Retrieving closest documents

A common query with embedding is to retrieve the top matching documents. Exograph supports this with the orderBy clause (along with the existing support for limit and offset). For example, to retrieve the top three documents similar to a search vector, you can use the following query:

query topThreeSimilar($searchVector: [Float!]!) {
documents(
orderBy: { contentVector: { distanceTo: $searchVector, order: ASC } }
limit: 3
) {
id
title
content
}
}

Here, the orderBy clause for the vector field accepts a distanceTo operator to specify the target vector and order to specify the sorting order. Exograph will automatically use the distance function specified for the field using the @distanceFunction annotation (see Customizing Embeddings).
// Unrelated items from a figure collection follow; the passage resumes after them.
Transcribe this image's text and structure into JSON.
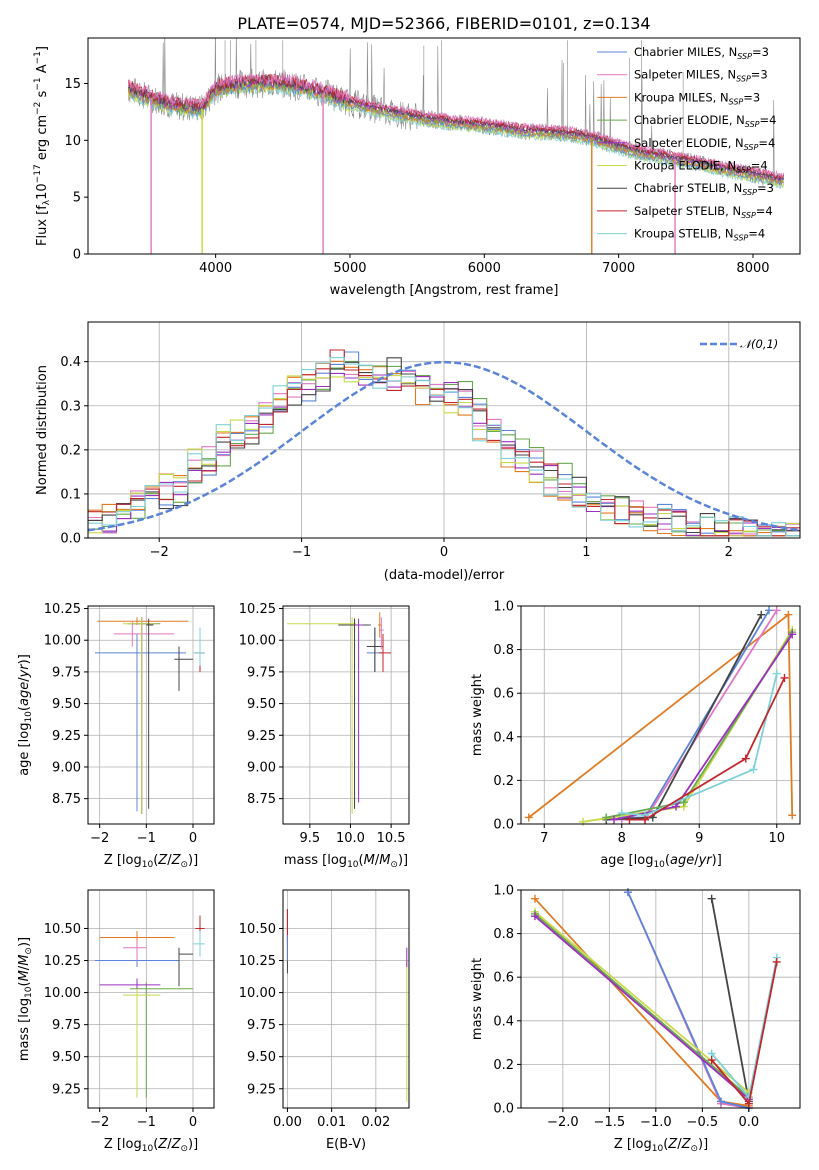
{
  "colors": [
    "#5b84d8",
    "#e377c2",
    "#e07b24",
    "#6aa84f",
    "#9b30c0",
    "#c8d94a",
    "#444444",
    "#c1272d",
    "#7fd1d8"
  ],
  "panel1": {
    "chart_data": {
      "type": "line",
      "title": "PLATE=0574, MJD=52366, FIBERID=0101, z=0.134",
      "xlabel": "wavelength [Angstrom, rest frame]",
      "ylabel": "Flux [f_λ 10^-17 erg cm^-2 s^-1 A^-1]",
      "xlim": [
        3050,
        8350
      ],
      "ylim": [
        0,
        19
      ],
      "xticks": [
        4000,
        5000,
        6000,
        7000,
        8000
      ],
      "yticks": [
        0,
        5,
        10,
        15
      ],
      "legend_position": "upper right",
      "series_names": [
        "Chabrier MILES, N_SSP=3",
        "Salpeter MILES, N_SSP=3",
        "Kroupa MILES, N_SSP=3",
        "Chabrier ELODIE, N_SSP=4",
        "Salpeter ELODIE, N_SSP=4",
        "Kroupa ELODIE, N_SSP=4",
        "Chabrier STELIB, N_SSP=3",
        "Salpeter STELIB, N_SSP=4",
        "Kroupa STELIB, N_SSP=4"
      ],
      "continuum_points": [
        [
          3350,
          14.5
        ],
        [
          3500,
          13.8
        ],
        [
          3700,
          13.0
        ],
        [
          3900,
          12.8
        ],
        [
          4000,
          14.5
        ],
        [
          4200,
          15.0
        ],
        [
          4500,
          15.0
        ],
        [
          4800,
          14.2
        ],
        [
          5000,
          13.3
        ],
        [
          5200,
          12.7
        ],
        [
          5500,
          12.0
        ],
        [
          5800,
          11.5
        ],
        [
          6000,
          11.3
        ],
        [
          6300,
          10.8
        ],
        [
          6600,
          10.6
        ],
        [
          6800,
          10.2
        ],
        [
          7000,
          9.4
        ],
        [
          7200,
          8.8
        ],
        [
          7400,
          8.4
        ],
        [
          7600,
          8.0
        ],
        [
          7800,
          7.4
        ],
        [
          8000,
          7.0
        ],
        [
          8200,
          6.5
        ]
      ],
      "data_extent": [
        3350,
        8230
      ],
      "sharp_drops": [
        {
          "x": 3520,
          "series": "Salpeter MILES"
        },
        {
          "x": 3900,
          "series": "Kroupa ELODIE"
        },
        {
          "x": 4800,
          "series": "Salpeter MILES"
        },
        {
          "x": 6800,
          "series": "Kroupa MILES"
        },
        {
          "x": 7420,
          "series": "Salpeter MILES"
        }
      ]
    }
  },
  "panel2": {
    "chart_data": {
      "type": "histogram",
      "xlabel": "(data-model)/error",
      "ylabel": "Normed distribution",
      "xlim": [
        -2.5,
        2.5
      ],
      "ylim": [
        0,
        0.49
      ],
      "xticks": [
        -2,
        -1,
        0,
        1,
        2
      ],
      "yticks": [
        0.0,
        0.1,
        0.2,
        0.3,
        0.4
      ],
      "legend": [
        "𝒩(0,1)"
      ],
      "bin_edges_start": -2.5,
      "bin_width": 0.1,
      "base_profile": [
        0.03,
        0.04,
        0.05,
        0.07,
        0.08,
        0.08,
        0.09,
        0.1,
        0.12,
        0.13,
        0.15,
        0.18,
        0.19,
        0.21,
        0.23,
        0.24,
        0.26,
        0.28,
        0.3,
        0.33,
        0.34,
        0.35,
        0.36,
        0.38,
        0.4,
        0.39,
        0.38,
        0.37,
        0.38,
        0.36,
        0.36,
        0.35,
        0.34,
        0.33,
        0.34,
        0.33,
        0.31,
        0.29,
        0.27,
        0.25,
        0.23,
        0.2,
        0.18,
        0.17,
        0.15,
        0.14,
        0.12,
        0.11,
        0.1,
        0.09,
        0.08,
        0.07,
        0.06,
        0.06,
        0.05,
        0.05,
        0.04,
        0.04,
        0.03,
        0.03,
        0.02,
        0.02,
        0.02,
        0.02,
        0.02,
        0.02,
        0.01,
        0.01,
        0.01,
        0.01
      ]
    }
  },
  "panel3": {
    "chart_data": {
      "type": "errorbar",
      "xlabel": "Z [log10(Z/Z⊙)]",
      "ylabel": "age [log10(age/yr)]",
      "xlim": [
        -2.25,
        0.45
      ],
      "ylim": [
        8.55,
        10.27
      ],
      "xticks": [
        -2,
        -1,
        0
      ],
      "yticks": [
        8.75,
        9.0,
        9.25,
        9.5,
        9.75,
        10.0,
        10.25
      ],
      "points": [
        {
          "x": -1.2,
          "y": 10.15,
          "xerr": [
            0.85,
            1.1
          ],
          "yerr": [
            0.03,
            0.03
          ],
          "c": 2
        },
        {
          "x": -1.2,
          "y": 9.9,
          "xerr": [
            0.9,
            1.05
          ],
          "yerr": [
            1.25,
            0.15
          ],
          "c": 0
        },
        {
          "x": -1.3,
          "y": 10.05,
          "xerr": [
            0.4,
            0.9
          ],
          "yerr": [
            0.1,
            0.1
          ],
          "c": 1
        },
        {
          "x": -1.1,
          "y": 10.13,
          "xerr": [
            0.3,
            0.4
          ],
          "yerr": [
            1.5,
            0.05
          ],
          "c": 3
        },
        {
          "x": -1.1,
          "y": 10.13,
          "xerr": [
            0.2,
            0.3
          ],
          "yerr": [
            1.5,
            0.05
          ],
          "c": 4
        },
        {
          "x": -1.1,
          "y": 10.13,
          "xerr": [
            0.4,
            0.3
          ],
          "yerr": [
            1.5,
            0.05
          ],
          "c": 5
        },
        {
          "x": -0.3,
          "y": 9.85,
          "xerr": [
            0.1,
            0.3
          ],
          "yerr": [
            0.25,
            0.1
          ],
          "c": 6
        },
        {
          "x": 0.15,
          "y": 9.9,
          "xerr": [
            0.1,
            0.1
          ],
          "yerr": [
            0.15,
            0.2
          ],
          "c": 7
        },
        {
          "x": 0.15,
          "y": 9.9,
          "xerr": [
            0.15,
            0.1
          ],
          "yerr": [
            0.1,
            0.2
          ],
          "c": 8
        },
        {
          "x": -0.95,
          "y": 10.12,
          "xerr": [
            0.05,
            0.1
          ],
          "yerr": [
            1.45,
            0.05
          ],
          "c": 6
        }
      ]
    }
  },
  "panel4": {
    "chart_data": {
      "type": "errorbar",
      "xlabel": "mass [log10(M/M⊙)]",
      "xlim": [
        9.17,
        10.72
      ],
      "ylim": [
        8.55,
        10.27
      ],
      "xticks": [
        9.5,
        10.0,
        10.5
      ],
      "yticks": [
        8.75,
        9.0,
        9.25,
        9.5,
        9.75,
        10.0,
        10.25
      ],
      "points": [
        {
          "x": 10.02,
          "y": 10.13,
          "xerr": [
            0.8,
            0.05
          ],
          "yerr": [
            1.5,
            0.05
          ],
          "c": 5
        },
        {
          "x": 10.05,
          "y": 10.12,
          "xerr": [
            0.1,
            0.05
          ],
          "yerr": [
            1.45,
            0.05
          ],
          "c": 3
        },
        {
          "x": 10.05,
          "y": 10.12,
          "xerr": [
            0.2,
            0.2
          ],
          "yerr": [
            1.45,
            0.05
          ],
          "c": 6
        },
        {
          "x": 10.3,
          "y": 9.9,
          "xerr": [
            0.1,
            0.1
          ],
          "yerr": [
            0.15,
            0.2
          ],
          "c": 0
        },
        {
          "x": 10.3,
          "y": 9.95,
          "xerr": [
            0.1,
            0.1
          ],
          "yerr": [
            0.2,
            0.15
          ],
          "c": 6
        },
        {
          "x": 10.38,
          "y": 10.08,
          "xerr": [
            0.03,
            0.03
          ],
          "yerr": [
            0.15,
            0.1
          ],
          "c": 1
        },
        {
          "x": 10.4,
          "y": 9.9,
          "xerr": [
            0.05,
            0.1
          ],
          "yerr": [
            0.15,
            0.15
          ],
          "c": 7
        },
        {
          "x": 10.36,
          "y": 10.12,
          "xerr": [
            0.02,
            0.02
          ],
          "yerr": [
            0.1,
            0.1
          ],
          "c": 2
        },
        {
          "x": 10.1,
          "y": 10.12,
          "xerr": [
            0.05,
            0.05
          ],
          "yerr": [
            1.4,
            0.05
          ],
          "c": 4
        }
      ]
    }
  },
  "panel5": {
    "chart_data": {
      "type": "line",
      "xlabel": "age [log10(age/yr)]",
      "ylabel": "mass weight",
      "xlim": [
        6.7,
        10.3
      ],
      "ylim": [
        0,
        1.0
      ],
      "xticks": [
        7,
        8,
        9,
        10
      ],
      "yticks": [
        0.0,
        0.2,
        0.4,
        0.6,
        0.8,
        1.0
      ],
      "series": [
        {
          "c": 2,
          "points": [
            [
              6.8,
              0.03
            ],
            [
              10.15,
              0.96
            ],
            [
              10.2,
              0.04
            ]
          ]
        },
        {
          "c": 0,
          "points": [
            [
              8.0,
              0.03
            ],
            [
              8.3,
              0.03
            ],
            [
              9.9,
              0.98
            ]
          ]
        },
        {
          "c": 1,
          "points": [
            [
              8.0,
              0.02
            ],
            [
              8.3,
              0.02
            ],
            [
              10.0,
              0.98
            ]
          ]
        },
        {
          "c": 6,
          "points": [
            [
              7.8,
              0.02
            ],
            [
              8.4,
              0.03
            ],
            [
              9.8,
              0.96
            ]
          ]
        },
        {
          "c": 5,
          "points": [
            [
              7.5,
              0.01
            ],
            [
              8.8,
              0.08
            ],
            [
              10.2,
              0.89
            ]
          ]
        },
        {
          "c": 3,
          "points": [
            [
              7.8,
              0.03
            ],
            [
              8.8,
              0.1
            ],
            [
              10.2,
              0.88
            ]
          ]
        },
        {
          "c": 4,
          "points": [
            [
              7.9,
              0.02
            ],
            [
              8.7,
              0.08
            ],
            [
              10.2,
              0.87
            ]
          ]
        },
        {
          "c": 8,
          "points": [
            [
              8.0,
              0.05
            ],
            [
              8.3,
              0.04
            ],
            [
              9.7,
              0.25
            ],
            [
              10.0,
              0.69
            ]
          ]
        },
        {
          "c": 7,
          "points": [
            [
              8.1,
              0.02
            ],
            [
              8.3,
              0.02
            ],
            [
              9.6,
              0.3
            ],
            [
              10.1,
              0.67
            ]
          ]
        }
      ]
    }
  },
  "panel6": {
    "chart_data": {
      "type": "errorbar",
      "xlabel": "Z [log10(Z/Z⊙)]",
      "ylabel": "mass [log10(M/M⊙)]",
      "xlim": [
        -2.25,
        0.45
      ],
      "ylim": [
        9.1,
        10.8
      ],
      "xticks": [
        -2,
        -1,
        0
      ],
      "yticks": [
        9.25,
        9.5,
        9.75,
        10.0,
        10.25,
        10.5
      ],
      "points": [
        {
          "x": -1.2,
          "y": 10.43,
          "xerr": [
            0.8,
            0.8
          ],
          "yerr": [
            0.05,
            0.05
          ],
          "c": 2
        },
        {
          "x": -1.2,
          "y": 10.25,
          "xerr": [
            0.9,
            0.9
          ],
          "yerr": [
            0.05,
            0.05
          ],
          "c": 0
        },
        {
          "x": -1.2,
          "y": 10.35,
          "xerr": [
            0.3,
            0.2
          ],
          "yerr": [
            0.1,
            0.05
          ],
          "c": 1
        },
        {
          "x": -1.0,
          "y": 10.03,
          "xerr": [
            0.35,
            1.0
          ],
          "yerr": [
            0.85,
            0.05
          ],
          "c": 3
        },
        {
          "x": -1.2,
          "y": 10.06,
          "xerr": [
            0.8,
            0.5
          ],
          "yerr": [
            0.05,
            0.05
          ],
          "c": 4
        },
        {
          "x": -1.2,
          "y": 9.98,
          "xerr": [
            0.3,
            0.5
          ],
          "yerr": [
            0.8,
            0.05
          ],
          "c": 5
        },
        {
          "x": -0.3,
          "y": 10.3,
          "xerr": [
            0.01,
            0.3
          ],
          "yerr": [
            0.25,
            0.05
          ],
          "c": 6
        },
        {
          "x": 0.15,
          "y": 10.5,
          "xerr": [
            0.1,
            0.1
          ],
          "yerr": [
            0.05,
            0.1
          ],
          "c": 7
        },
        {
          "x": 0.15,
          "y": 10.38,
          "xerr": [
            0.15,
            0.1
          ],
          "yerr": [
            0.1,
            0.1
          ],
          "c": 8
        }
      ]
    }
  },
  "panel7": {
    "chart_data": {
      "type": "errorbar",
      "xlabel": "E(B-V)",
      "xlim": [
        -0.001,
        0.0275
      ],
      "ylim": [
        9.1,
        10.8
      ],
      "xticks": [
        0.0,
        0.01,
        0.02
      ],
      "yticks": [
        9.25,
        9.5,
        9.75,
        10.0,
        10.25,
        10.5
      ],
      "points": [
        {
          "x": 0.0,
          "y": 10.4,
          "xerr": [
            0.0,
            0.0
          ],
          "yerr": [
            0.25,
            0.25
          ],
          "c": 6
        },
        {
          "x": 0.0,
          "y": 10.5,
          "xerr": [
            0.0,
            0.0
          ],
          "yerr": [
            0.1,
            0.15
          ],
          "c": 7
        },
        {
          "x": 0.0,
          "y": 10.35,
          "xerr": [
            0.0,
            0.0
          ],
          "yerr": [
            0.1,
            0.1
          ],
          "c": 0
        },
        {
          "x": 0.027,
          "y": 9.7,
          "xerr": [
            0.0,
            0.0
          ],
          "yerr": [
            0.55,
            0.55
          ],
          "c": 5
        },
        {
          "x": 0.027,
          "y": 10.25,
          "xerr": [
            0.0,
            0.0
          ],
          "yerr": [
            0.05,
            0.1
          ],
          "c": 4
        }
      ]
    }
  },
  "panel8": {
    "chart_data": {
      "type": "line",
      "xlabel": "Z [log10(Z/Z⊙)]",
      "ylabel": "mass weight",
      "xlim": [
        -2.45,
        0.55
      ],
      "ylim": [
        0,
        1.0
      ],
      "xticks": [
        -2.0,
        -1.5,
        -1.0,
        -0.5,
        0.0
      ],
      "yticks": [
        0.0,
        0.2,
        0.4,
        0.6,
        0.8,
        1.0
      ],
      "series": [
        {
          "c": 2,
          "points": [
            [
              -2.3,
              0.96
            ],
            [
              -0.3,
              0.03
            ],
            [
              0.0,
              0.01
            ]
          ]
        },
        {
          "c": 1,
          "points": [
            [
              -1.3,
              0.99
            ],
            [
              -0.3,
              0.02
            ],
            [
              0.0,
              0.0
            ]
          ]
        },
        {
          "c": 0,
          "points": [
            [
              -1.3,
              0.99
            ],
            [
              -0.3,
              0.03
            ],
            [
              0.0,
              0.0
            ]
          ]
        },
        {
          "c": 6,
          "points": [
            [
              -0.4,
              0.96
            ],
            [
              0.0,
              0.03
            ]
          ]
        },
        {
          "c": 5,
          "points": [
            [
              -2.3,
              0.9
            ],
            [
              0.0,
              0.07
            ]
          ]
        },
        {
          "c": 3,
          "points": [
            [
              -2.3,
              0.89
            ],
            [
              0.0,
              0.05
            ]
          ]
        },
        {
          "c": 4,
          "points": [
            [
              -2.3,
              0.88
            ],
            [
              0.0,
              0.04
            ]
          ]
        },
        {
          "c": 8,
          "points": [
            [
              -0.4,
              0.25
            ],
            [
              0.0,
              0.05
            ],
            [
              0.3,
              0.69
            ]
          ]
        },
        {
          "c": 7,
          "points": [
            [
              -0.4,
              0.22
            ],
            [
              0.0,
              0.02
            ],
            [
              0.3,
              0.67
            ]
          ]
        }
      ]
    }
  }
}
Filtering based on distance

Limiting the number of documents is often sufficient for a typical search or RAG application. However, sometimes, you want to ensure you retrieve only documents within a certain distance. For this, you can also use the similar operator to filter documents based on the distance from the search vector:

query similar($searchVector: [Float!]!) {
documents(
where: {
contentVector: {
similar: { distanceTo: $searchVector, distance: { lt: 0.5 } }
}
}
) {
id
title
content
}
}

The similar operator accepts a distanceTo operator to specify the target vector and a distance operator to specify the distance condition. The distance operator allows you to specify the comparison operator (lt, lte, gt, gte, eq) and the distance value. Like the orderBy clause, Exograph will automatically use the distance function specified for the field.

Combining filters and ordering

You can combine the orderBy and where clauses to return the closest documents within a certain distance. For example, you can retrieve the top three similar documents only if they are within a certain distance:

query topThreeSimilarDocumentsWithThreshold(
$searchVector: [Float!]!
$threshold: Float!
) {
documents(
where: {
contentVector: {
similar: { distanceTo: $searchVector, distance: { lt: $threshold } }
}
}
orderBy: { contentVector: { distanceTo: $searchVector, order: ASC } }
) {
id
title
content
}
}

Combining other fields with vector-based queries

You can combine vector-based queries with other fields to filter and order based on other structured fields. This is often useful to narrow the search space based on structured data.

For example, you can filter based on the document's title along with a similarity filter and order based on the distance from the search vector:

query topThreeSimilarDocumentsWithTitle(
$searchVector: [Float!]!
$title: String!
$threshold: Float!
) {
documents(
where: {
title: { eq: $title }
contentVector: {
similar: { distanceTo: $searchVector, distance: { lt: $threshold } }
}
}
orderBy: { contentVector: { distanceTo: $searchVector, order: ASC } }
limit: 3
) {
id
title
content
}
}

Here, we filter documents based on title equality and similarity to the search vector and order them based on the distance from the search vector.

Finding the distance

When querying for similar documents, you may want to know the distance of each document from the search vector. Exograph supports this by returning the distance with the document through a special <field-name>Distance name field. This field accepts one argument to of the vector type to specify the target vector and returns a float value representing the distance.

{
documents {
id
title
content
contentVectorDistance(to: $searchVector)
}
}

Here, the contentVectorDistance field returns the distance of each document's contentVector field from the search vector. You can use this field to post-process or to display an indication of relevance to the user.

Finding aggregate information

In addition to retrieving individual documents, you may want to find aggregate information about the documents. For example, you may want to compute the average vector. This is useful for classification problems where you want to find a representative vector for a set of documents. Then, when a new vector comes into the system, you can compare it with the average vector to classify it.

Exograph supports this through the aggregation API. Currently, it supports only the avg aggregation function for vector fields (besides count, which all fields support).

{
documents(where: ...) {
contentVectorAgg {
avg
}
}
}

Here, the contentVectorAgg field returns the average vector of all documents that match the where condition.